# an egg



## yuechu

大家好！

I'm learning some Cantonese and in the video, it explains that the word egg (鸡蛋) can take the 量词 "只". Is this the same in Mandarin or would it normally simply be “个"?
Thanks!


----------



## WellingtonZ

Hey pal
I don't know how the expression is in Cantonese, but in Mandarin we prefer "个" to "只" when it comes to describe eggs. And "只" is more often used to describe "鸡" than "鸡蛋" 
i.e. 一只鸡／一个鸡蛋


----------



## yuechu

Oh ok! That's what I thought. Thanks for your help, WellingtonZ!


----------



## WellingtonZ

baosheng said:


> Oh ok!
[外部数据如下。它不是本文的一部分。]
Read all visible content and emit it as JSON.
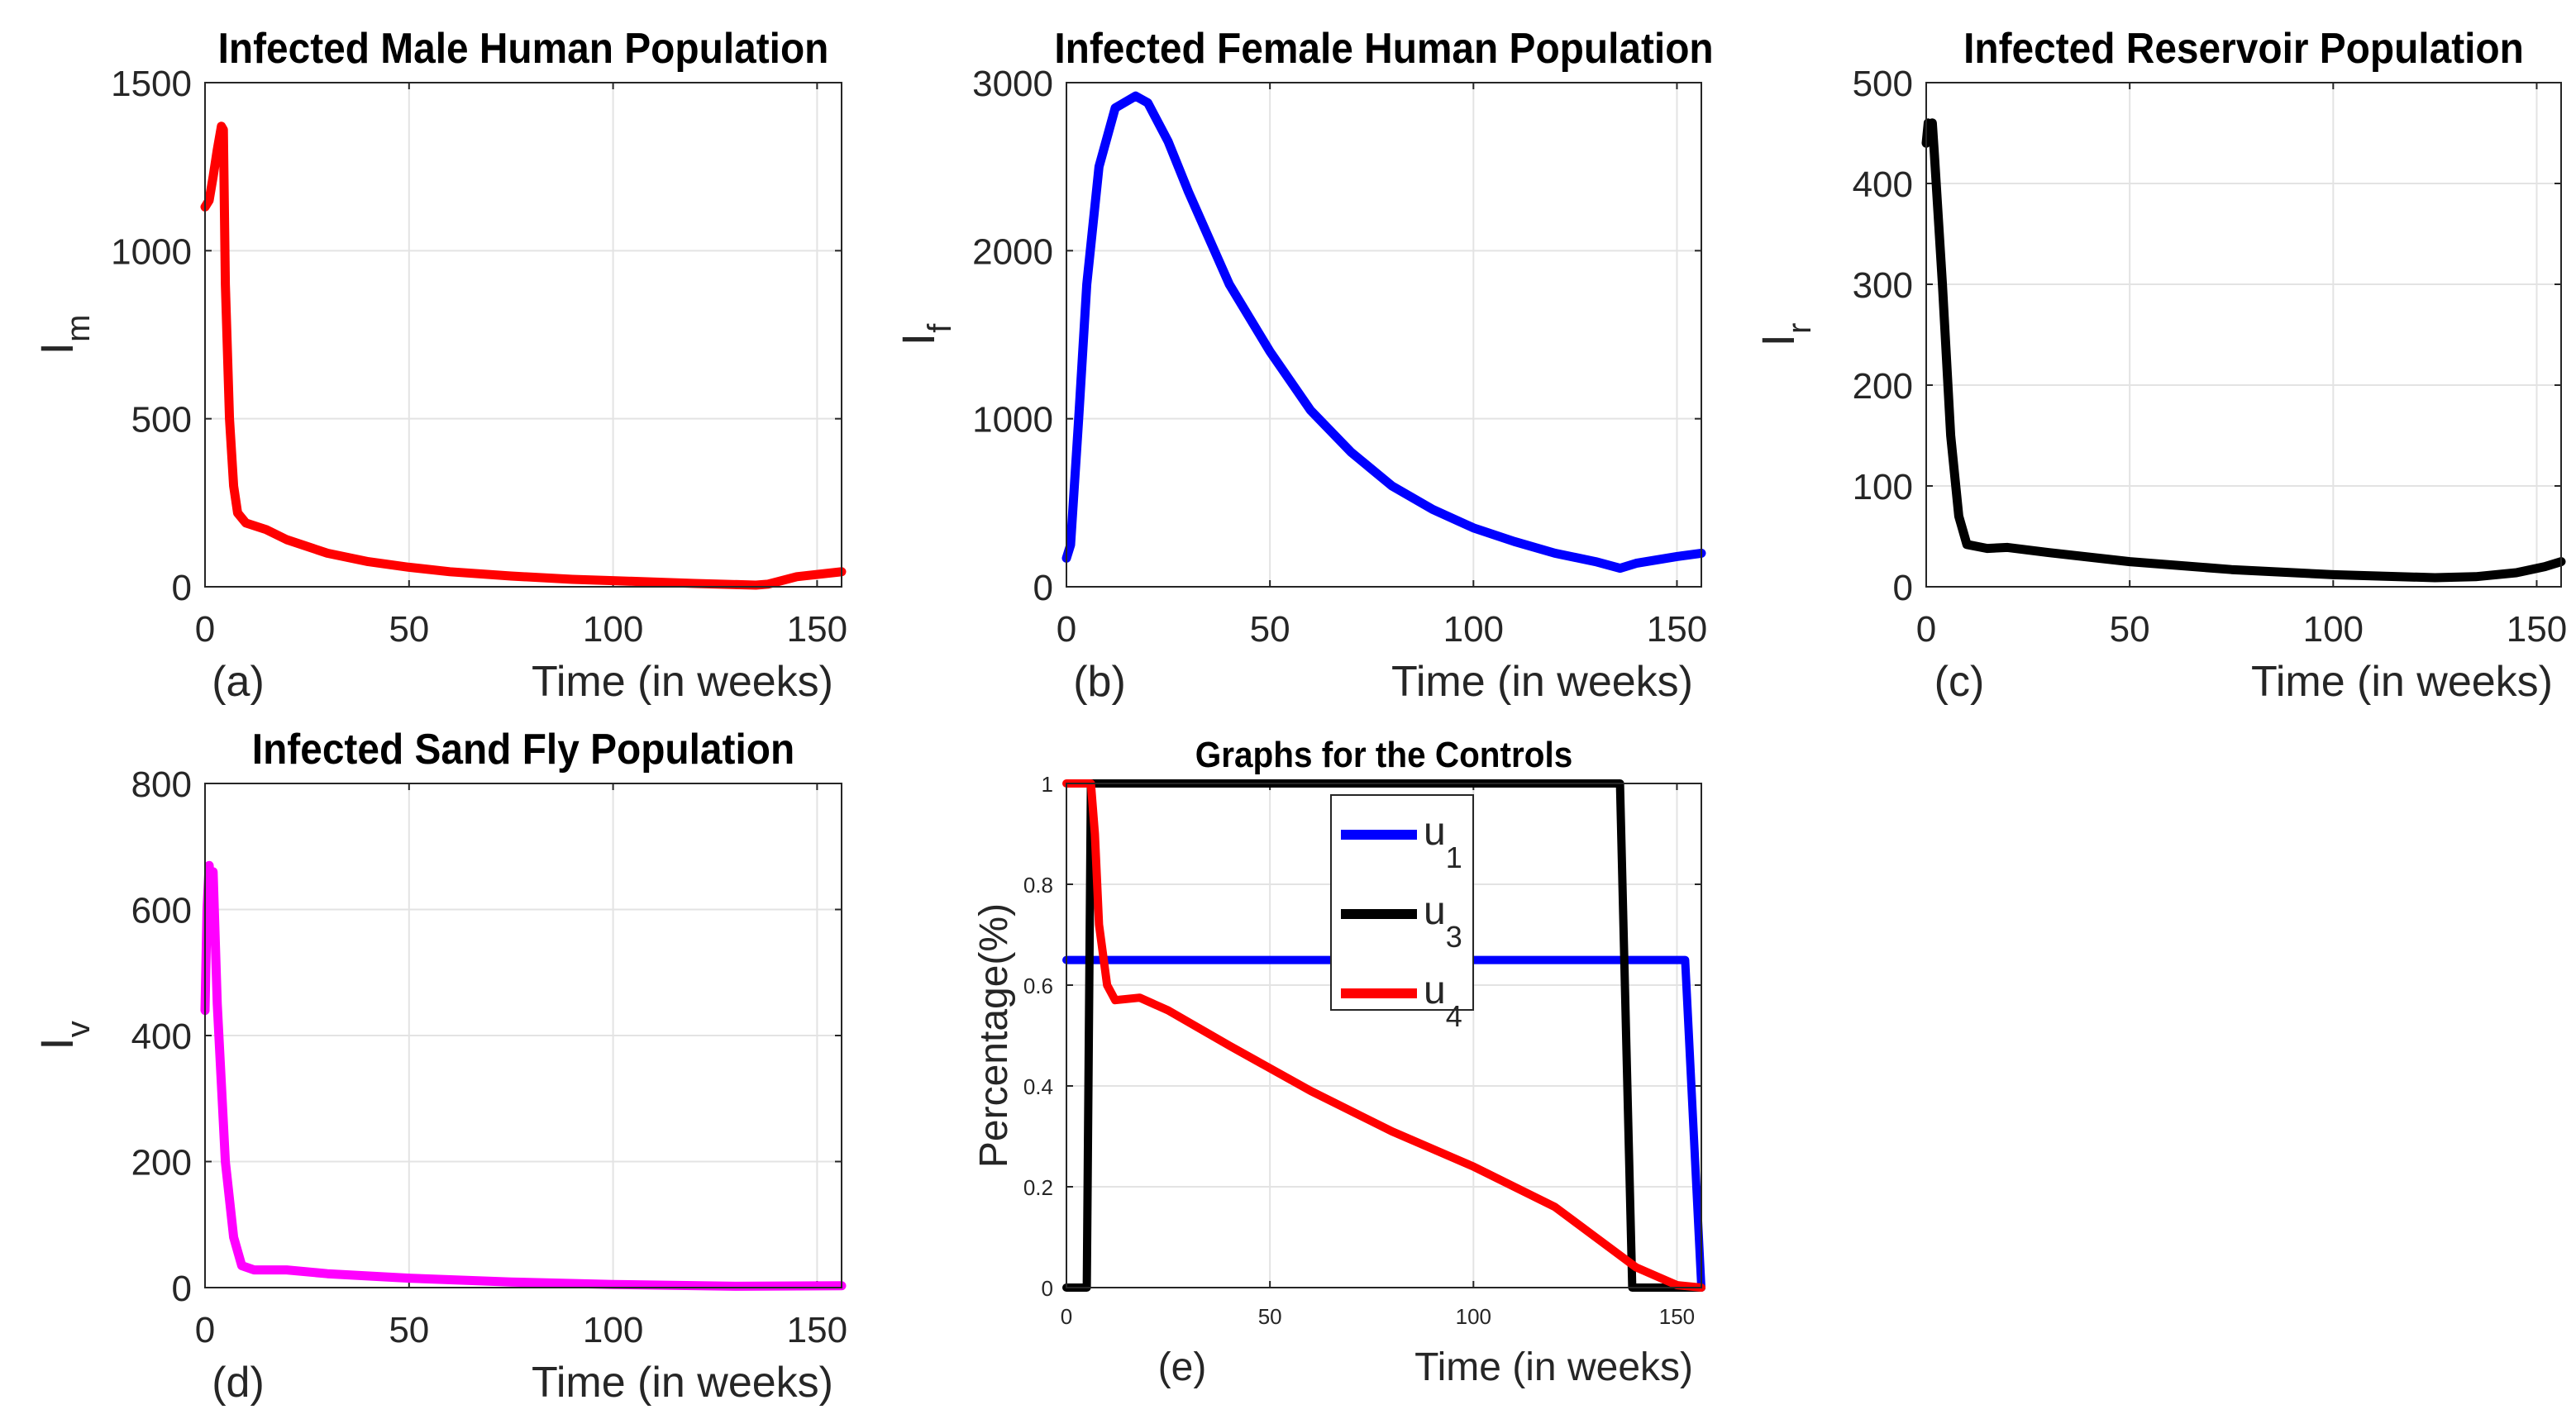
{
  "chart_data": [
    {
      "type": "line",
      "title": "Infected Male Human Population",
      "panel_label": "(a)",
      "xlabel": "Time (in weeks)",
      "ylabel": "I",
      "ylabel_sub": "m",
      "xlim": [
        0,
        156
      ],
      "ylim": [
        0,
        1500
      ],
      "xticks": [
        0,
        50,
        100,
        150
      ],
      "yticks": [
        0,
        500,
        1000,
        1500
      ],
      "grid": true,
      "series": [
        {
          "color": "#ff0000",
          "x": [
            0,
            1,
            2,
            3,
            4,
            4.5,
            5,
            6,
            7,
            8,
            10,
            15,
            20,
            30,
            40,
            50,
            60,
            75,
            90,
            100,
            120,
            135,
            138,
            145,
            156
          ],
          "y": [
            1130,
            1150,
            1220,
            1300,
            1370,
            1360,
            900,
            500,
            300,
            220,
            190,
            170,
            140,
            100,
            75,
            58,
            45,
            32,
            22,
            18,
            10,
            5,
            8,
            30,
            45
          ]
        }
      ]
    },
    {
      "type": "line",
      "title": "Infected Female Human Population",
      "panel_label": "(b)",
      "xlabel": "Time (in weeks)",
      "ylabel": "I",
      "ylabel_sub": "f",
      "xlim": [
        0,
        156
      ],
      "ylim": [
        0,
        3000
      ],
      "xticks": [
        0,
        50,
        100,
        150
      ],
      "yticks": [
        0,
        1000,
        2000,
        3000
      ],
      "grid": true,
      "series": [
        {
          "color": "#0000ff",
          "x": [
            0,
            1,
            3,
            5,
            8,
            12,
            17,
            20,
            25,
            30,
            40,
            50,
            60,
            70,
            80,
            90,
            100,
            110,
            120,
            130,
            136,
            140,
            150,
            156
          ],
          "y": [
            170,
            250,
            1000,
            1800,
            2500,
            2850,
            2920,
            2880,
            2650,
            2350,
            1800,
            1400,
            1050,
            800,
            600,
            460,
            350,
            270,
            200,
            150,
            110,
            140,
            180,
            200
          ]
        }
      ]
    },
    {
      "type": "line",
      "title": "Infected Reservoir Population",
      "panel_label": "(c)",
      "xlabel": "Time (in weeks)",
      "ylabel": "I",
      "ylabel_sub": "r",
      "xlim": [
        0,
        156
      ],
      "ylim": [
        0,
        500
      ],
      "xticks": [
        0,
        50,
        100,
        150
      ],
      "yticks": [
        0,
        100,
        200,
        300,
        400,
        500
      ],
      "grid": true,
      "series": [
        {
          "color": "#000000",
          "x": [
            0,
            0.5,
            1,
            1.5,
            2,
            4,
            6,
            8,
            10,
            15,
            20,
            30,
            50,
            75,
            100,
            125,
            135,
            145,
            152,
            156
          ],
          "y": [
            440,
            460,
            445,
            460,
            430,
            300,
            150,
            70,
            42,
            38,
            39,
            34,
            25,
            17,
            12,
            9,
            10,
            14,
            20,
            25
          ]
        }
      ]
    },
    {
      "type": "line",
      "title": "Infected Sand Fly Population",
      "panel_label": "(d)",
      "xlabel": "Time (in weeks)",
      "ylabel": "I",
      "ylabel_sub": "v",
      "xlim": [
        0,
        156
      ],
      "ylim": [
        0,
        800
      ],
      "xticks": [
        0,
        50,
        100,
        150
      ],
      "yticks": [
        0,
        200,
        400,
        600,
        800
      ],
      "grid": true,
      "series": [
        {
          "color": "#ff00ff",
          "x": [
            0,
            0.5,
            1,
            1.5,
            2,
            3,
            5,
            7,
            9,
            12,
            20,
            30,
            50,
            75,
            100,
            130,
            156
          ],
          "y": [
            440,
            600,
            670,
            630,
            660,
            450,
            200,
            80,
            35,
            28,
            28,
            22,
            15,
            9,
            5,
            2,
            3
          ]
        }
      ]
    },
    {
      "type": "line",
      "title": "Graphs for the Controls",
      "panel_label": "(e)",
      "xlabel": "Time (in weeks)",
      "ylabel": "Percentage(%)",
      "ylabel_sub": "",
      "xlim": [
        0,
        156
      ],
      "ylim": [
        0,
        1
      ],
      "xticks": [
        0,
        50,
        100,
        150
      ],
      "yticks": [
        0,
        0.2,
        0.4,
        0.6,
        0.8,
        1
      ],
      "grid": true,
      "legend": "top-center",
      "series": [
        {
          "name": "u",
          "sub": "1",
          "color": "#0000ff",
          "x": [
            0,
            152,
            156
          ],
          "y": [
            0.65,
            0.65,
            0
          ]
        },
        {
          "name": "u",
          "sub": "3",
          "color": "#000000",
          "x": [
            0,
            5,
            6,
            136,
            139,
            156
          ],
          "y": [
            0,
            0,
            1,
            1,
            0,
            0
          ]
        },
        {
          "name": "u",
          "sub": "4",
          "color": "#ff0000",
          "x": [
            0,
            6,
            7,
            8,
            10,
            12,
            18,
            25,
            40,
            60,
            80,
            100,
            120,
            130,
            140,
            150,
            156
          ],
          "y": [
            1,
            1,
            0.9,
            0.72,
            0.6,
            0.57,
            0.575,
            0.55,
            0.48,
            0.39,
            0.31,
            0.24,
            0.16,
            0.1,
            0.04,
            0.005,
            0
          ]
        }
      ]
    }
  ]
}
That's what I thought. Thanks for your help, WellingtonZ!


You're welcome


----------



## brofeelgood

隻 is widely used when counting eggs in Cantonese. You see it in recipes all the time:
. 水1碗
. 鹽2克
. 雞蛋2隻

一粒蛋, 一隻蛋 and 一個蛋 all sound fine to me.

In Mandarin, I'm more inclined to use 個, 粒 and 顆, but never 只/隻.


----------



## fyl

To me, 一只鸡蛋 isn't wrong in Mandarin, though it may not be as common as 一个.
个、只、枚、颗 are all OK. 粒 is a rare one to me.


----------



## Skatinginbc

隻：成雙成對, 成組成群之物的單件, 如, 一隻眼, 一隻手, 一隻獠牙, 一隻筷子, 一隻雁, 一隻羊。

只 (sometimes also written as 隻)：中空環狀物 (e.g., 一只鑽戒, 一只玉鐲, 一只金錶), 內裝異物的圓物 (e.g. 一只氣球, 一只蛋, 一只彈珠)或容器(一只箱子, 一只船, 一只蒸鍋).


----------



## Skatinginbc

Skatinginbc said:


> 內裝異物的圓物 (e.g. 一只氣球, 一只蛋, 一只彈珠)


Also, 一只桔子, 一只西瓜, 一只圆形竹筐中装着一条二丈八尺长的白绸, etc.


Skatinginbc said:


> 成組成群之物的單件


It may also occasionally apply to humans, for instance, 《平樂府志》一隻兵,  《維基百科》一隻球員, etc.


----------



## Chung Min Hui

for me is 一粒鸡蛋. Even you type the pinyin, it will show automatically.


----------



## SuperXW

Chung Min Hui said:


> for me is 一粒鸡蛋. Even you type the pinyin, it will show automatically.


In Mainland China, I agree with fyl (post#6). 粒 is more often for smaller rounded things, such as 一粒米, 一粒药.


----------



## retrogradedwithwind

不是还有一粒西瓜嘛


----------



## Messquito

In Taiwan, I'd say 只 as a quantifier is nearly completely obsolete. We use 顆 for eggs most often. Sometimes you can hear 個.
(I seldom hear 粒 for eggs, and I agree with #10, but since 粒 is use in Taiwanese Hokkien to replace 顆 in Mandarin, I can imagine some people opting for 粒 in Mandarin for it.)


----------



## brofeelgood

retrogradedwithwind said:


> 不是还有一粒西瓜嘛




这毫无疑问是南洋华人的专有说法。


----------



## Skatinginbc

Messquito said:


> In Taiwan, I'd say 只 as a quantifier is nearly completely obsolete.


量詞「只」在台灣似乎一直都局限於書面語, 從未在口語中流行過。我在台灣時雖沒「聽」過, 倒也「見」過。我上網搜尋了一下, 輕易便找到一些台灣「一只雞蛋」的近年文獻例子。以前不常見但存在, 現在仍不常見但存在, 幾十年過去了, 好像沒變, 「看」不出有面臨絕跡的跡象。


----------